Wednesday, June 30, 2010

Cover art from Epic Illustrated

One of the Web's greatest resources, The Grand Comic Database, has cover scans of Epic Illustrated's full 34 issue run. Artists include Frank Frazetta, Barry Windsor-Smith, John Bolton, and Arthur Suydam. The end of Epic heralded the closing of magazine-sized American horror/science-fiction comics, a missed genre for sure.

And while you scan through the covers, enjoy the krautrock/psychedelic goodness of  the new release by Gnod/White Hills, a perfect soundtrack to images of swords, rocket girls, and otherworldly beasts (courtesy of Raven Sings the Blues.)

Monday, June 21, 2010

Emblems at Archive.org

There is a great collection of old texts on emblems over at archive.org. A current highlight is the Devises et Emblemes Anciennes & Modernes, Tirees de plus Celoebres Auteurs (1699), which I cannot read a lick of, but has lovely emblems all throughout.

During the Renaissance, the emblem was used to illustrate moral and spiritual truths, often within the context of hermeticism and alchemy. By meditating on the images, a kind of narrative consciousness unfolded. Emblems are particularly important, because they served to emphasize the allegorical nature of these "sciences."
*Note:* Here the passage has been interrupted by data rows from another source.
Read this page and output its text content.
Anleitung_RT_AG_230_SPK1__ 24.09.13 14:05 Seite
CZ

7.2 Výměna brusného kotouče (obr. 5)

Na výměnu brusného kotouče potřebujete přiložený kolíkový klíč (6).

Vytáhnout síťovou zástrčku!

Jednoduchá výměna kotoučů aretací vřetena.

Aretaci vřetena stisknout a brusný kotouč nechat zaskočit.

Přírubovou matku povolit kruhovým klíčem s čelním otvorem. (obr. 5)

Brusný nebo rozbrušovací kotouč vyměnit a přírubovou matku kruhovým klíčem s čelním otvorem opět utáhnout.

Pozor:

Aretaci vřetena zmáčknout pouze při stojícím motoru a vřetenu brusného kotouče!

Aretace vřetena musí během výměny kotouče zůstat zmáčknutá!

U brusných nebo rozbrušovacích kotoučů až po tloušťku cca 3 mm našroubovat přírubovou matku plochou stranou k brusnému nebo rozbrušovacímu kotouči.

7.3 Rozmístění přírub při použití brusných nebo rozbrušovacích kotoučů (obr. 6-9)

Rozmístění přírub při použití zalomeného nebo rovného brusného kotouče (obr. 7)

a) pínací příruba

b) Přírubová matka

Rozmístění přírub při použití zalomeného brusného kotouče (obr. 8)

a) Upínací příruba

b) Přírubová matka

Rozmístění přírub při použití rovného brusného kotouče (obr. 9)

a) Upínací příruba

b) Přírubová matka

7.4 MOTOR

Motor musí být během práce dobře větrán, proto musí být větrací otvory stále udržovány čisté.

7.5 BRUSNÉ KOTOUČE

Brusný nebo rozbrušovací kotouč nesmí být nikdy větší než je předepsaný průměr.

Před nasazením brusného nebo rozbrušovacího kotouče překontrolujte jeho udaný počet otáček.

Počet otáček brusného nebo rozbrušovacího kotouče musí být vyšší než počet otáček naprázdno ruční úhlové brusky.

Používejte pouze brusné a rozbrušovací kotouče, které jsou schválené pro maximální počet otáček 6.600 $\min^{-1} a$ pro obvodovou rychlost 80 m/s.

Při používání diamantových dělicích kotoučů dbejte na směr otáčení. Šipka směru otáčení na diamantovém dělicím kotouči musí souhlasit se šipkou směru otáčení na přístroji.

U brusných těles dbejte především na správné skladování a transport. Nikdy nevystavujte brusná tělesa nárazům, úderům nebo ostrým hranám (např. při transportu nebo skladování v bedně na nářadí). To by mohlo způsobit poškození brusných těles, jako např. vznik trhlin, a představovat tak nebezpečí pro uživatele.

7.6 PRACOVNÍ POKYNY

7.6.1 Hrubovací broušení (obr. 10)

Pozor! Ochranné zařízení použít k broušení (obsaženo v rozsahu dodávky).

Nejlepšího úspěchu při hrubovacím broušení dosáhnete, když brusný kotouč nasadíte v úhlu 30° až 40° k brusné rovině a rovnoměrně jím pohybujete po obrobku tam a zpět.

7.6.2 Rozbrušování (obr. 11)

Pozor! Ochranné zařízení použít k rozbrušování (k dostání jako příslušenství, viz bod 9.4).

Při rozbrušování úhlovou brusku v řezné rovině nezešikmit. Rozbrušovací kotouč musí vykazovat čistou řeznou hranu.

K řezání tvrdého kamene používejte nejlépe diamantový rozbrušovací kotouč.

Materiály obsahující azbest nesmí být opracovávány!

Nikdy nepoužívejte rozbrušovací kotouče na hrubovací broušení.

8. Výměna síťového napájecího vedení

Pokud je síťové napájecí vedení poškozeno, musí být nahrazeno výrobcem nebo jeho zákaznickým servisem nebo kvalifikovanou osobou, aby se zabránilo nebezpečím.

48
The loss of the emblem in spiritual teachings has in some ways removed the ability to let the symbolic nature of these ideas act on the unconsciousness. We are often presented with ideas as being phenomenal or literal, rather than existing in the nouminous, where the only way to really access them is through these deeper and subconscious kinds of understanding. 

Tuesday, June 8, 2010

Woods: At Echo Lake

Last year I described Woods first (and wholly remarkable album) as a kind of rural esoterica, music for a woodland secret society. Their new endeavor, At Echo Lake, brings them out of the grove and into the sun. While not devoid of bemushshroomed elements, At Echo Lake is a pop record that reaches beyond the known towards something just slightly off-kilter and is all the more lovely for it. There is some traditional psychedelic noodling, but it's earnest and playful.

What is most impressive here is the optimism. It's a testament to how the underground is capable of eschewing the predictable and easy reflection on dark and apocalyptic images in favor of something hopeful while also maintaining an authentic melancholy. We live in a time when we need our artists to do something more than just mirror the state of things. There are dark elements here, but they don't wallow in it. There is no sudden crushing drone for underground cred. Woods always seemed in awe of something, and on their first record it was some ineffable vague thing haunting them around the campfire. On At Echo Lake they are in awe of life, on the preciousness of other people, on how bountiful joy can well up unexpectedly.